Une décennie après la sortie de Bienvenue chez les Ch'tis, un des films français les plus courus de tous les temps, Dany Boon remet ça avec La Ch'tite famille, un autre immense succès qui a déjà dépassé les 5,7 millions d'entrées en France.
Il ne s'agit toutefois pas d'une suite, mais d'une histoire originale. Ayant fabulé sur ses origines modestes afin d'établir sa carrière, un populaire designer (Boon) doit affronter ses mensonges. Surtout qu'un accident lui a rendu son identité ch'ti, au grand dam de son amoureuse, mais pas de sa propre famille qui n'a pas vue depuis des lunes.
Les malaises sont nombreux devant ce long métrage qui confronte - air connu - la méchante ville snob et superficielle aux gentils habitants authentiques. Une dualité provinciale qui élève le mépris social à un rang inégalé. Pourquoi est-ce que la famille délaissée doit automatiquement ressembler à des gueux sans classe et sans manière? On aurait fait la même chose au Québec qu'on aurait taxé la production de tous les noms (pensons seulement à Super Troopers 2). Jouer des clichés et des stéréotypes est une chose, le faire avec doigté et respect en est une autre. La caricature est tellement appuyée qu'on a tôt fait de décrocher.
Si seulement le film était cocasse, on lui aurait sans doute pardonné ses défauts. Or, c'est rarement le cas. L'humour tient à 85 % sur le dos de gags linguistiques, à cette façon si particulière et colorée des gens du Nord de parler. Encore là, on joue le jeu des différences avec ces poissons hors de l'eau qui doivent interagir à l'extérieur de leur milieu. L'orthophoniste, les imbroglios vocaux, les jeux de mots élémentaires (mélanger « sa muse » avec « s'amuse ») : tout y passe pendant 1h45 minutes. Les comédiens d'expérience que sont Line Renaud, Valérie Bonneton et Guy Lecluyse s'acquittent honorablement de la tâche même si les accents en place varient grandement. Quelle tristesse, toutefois, d'avoir fait appel au grand Pierre Richard pour le voir saboter son talent dans des scènes qui ne servent absolument à rien.

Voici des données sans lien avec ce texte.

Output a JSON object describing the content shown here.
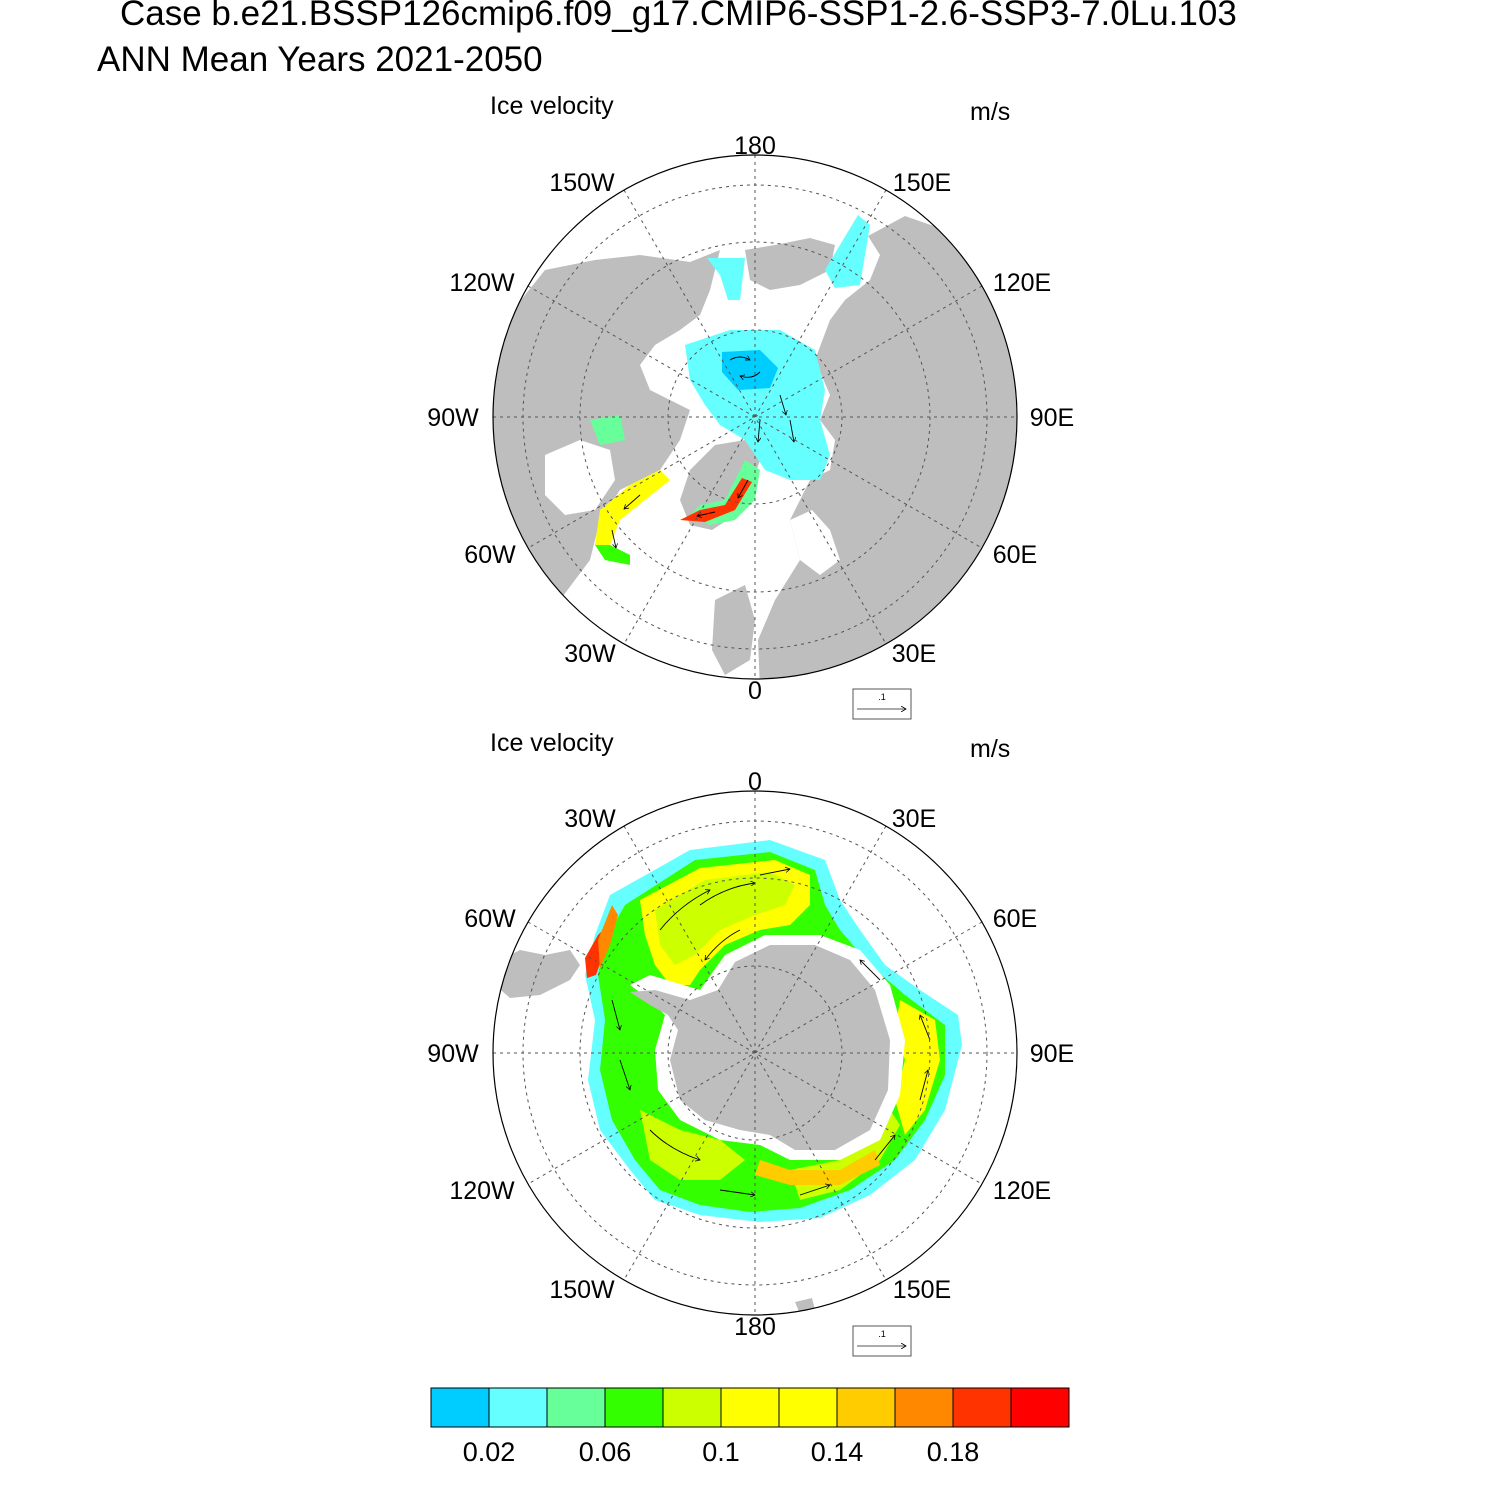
{
  "header": {
    "case_line": "Case b.e21.BSSP126cmip6.f09_g17.CMIP6-SSP1-2.6-SSP3-7.0Lu.103",
    "mean_line": "ANN Mean   Years 2021-2050"
  },
  "panels": [
    {
      "title": "Ice velocity",
      "units": "m/s",
      "hemisphere": "north",
      "lon_labels": [
        "180",
        "150E",
        "120E",
        "90E",
        "60E",
        "30E",
        "0",
        "30W",
        "60W",
        "90W",
        "120W",
        "150W"
      ],
      "reference_vector": ".1"
    },
    {
      "title": "Ice velocity",
      "units": "m/s",
      "hemisphere": "south",
      "lon_labels": [
        "0",
        "30E",
        "60E",
        "90E",
        "120E",
        "150E",
        "180",
        "150W",
        "120W",
        "90W",
        "60W",
        "30W"
      ],
      "reference_vector": ".1"
    }
  ],
  "colorbar": {
    "colors": [
      "#00cdff",
      "#66ffff",
      "#66ff99",
      "#33ff00",
      "#ccff00",
      "#ffff00",
      "#ffff00",
      "#ffcc00",
      "#ff8800",
      "#ff3300",
      "#ff0000"
    ],
    "tick_labels": [
      "0.02",
      "0.06",
      "0.1",
      "0.14",
      "0.18"
    ]
  },
  "colors": {
    "land": "#bebebe",
    "ocean": "#ffffff"
  }
}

Le récit devient intéressant lorsqu'il se concentre sur le héros, campé sobrement par Dany Boon. C'est là qu'on a enfin accès à une partie de son humanité. La chimie romantique développée avec Laurence Arné qui interprète sa compagne est également louable, ayant précédemment fait ses preuves sur Radin!. L'espace de quelques moments, on entrevoit la fine oeuvre sur l'identité, la culture et les secrets de famille que cela aurait pu donner.
C'était avant qu'un script surchargé et qu'une mise en scène décorative amènent le propos vers la facilité. Déjà qu'il faille se forcer pour sourire (même après 10 fois, tomber d'une chaise à trois pieds ne devient pas soudainement drôle), l'entrée vers le drame se fait toujours avec la même mélodie mièvre. C'est en entendant ces quelques notes de piano qu'on est censé être ému? Même le chien de Pavlov ne salivait pas aussi rapidement. Seul le propos moralisateur change, provenant généralement d'une fillette qui déclare sur le ton le moins naturel du monde un poncif du genre «Vous les grands, vous connaissez trop la vie...». Au moins, on peut compter sur une agréable finale enchantée et un générique plein de bloopers, comme dans les efforts de Jackie Chan des années 90.
Il y a dix ans, on riait à gorge déployée devant Bienvenue chez les Ch'tis, qui trouvait sans cesse l'angle approprié pour se moquer des travers de ses savoureux personnages. Le temps a bien changé et les récents échecs de Boon - Rien à déclarer, Supercondriaque, Raid dingue - pèsent lourd dans la balance, semblant avoir affecté la confiance du scénariste à pondre des dialogues forts, des situations irrésistibles. Autant on apprécie énormément les bons films à vocation populaire (« le cinéma pour les spectateurs », comme répète souvent l'acteur en entrevue), autant La Ch'tite famille ne remplit pas adéquatement sa mission. Surtout à côté de comédies grand public comme Le sens de la fête et La famille Bélier qui, sans être parfaites, mettaient instantanément de bonne humeur en faisant confiance à l'intelligence des cinéphiles.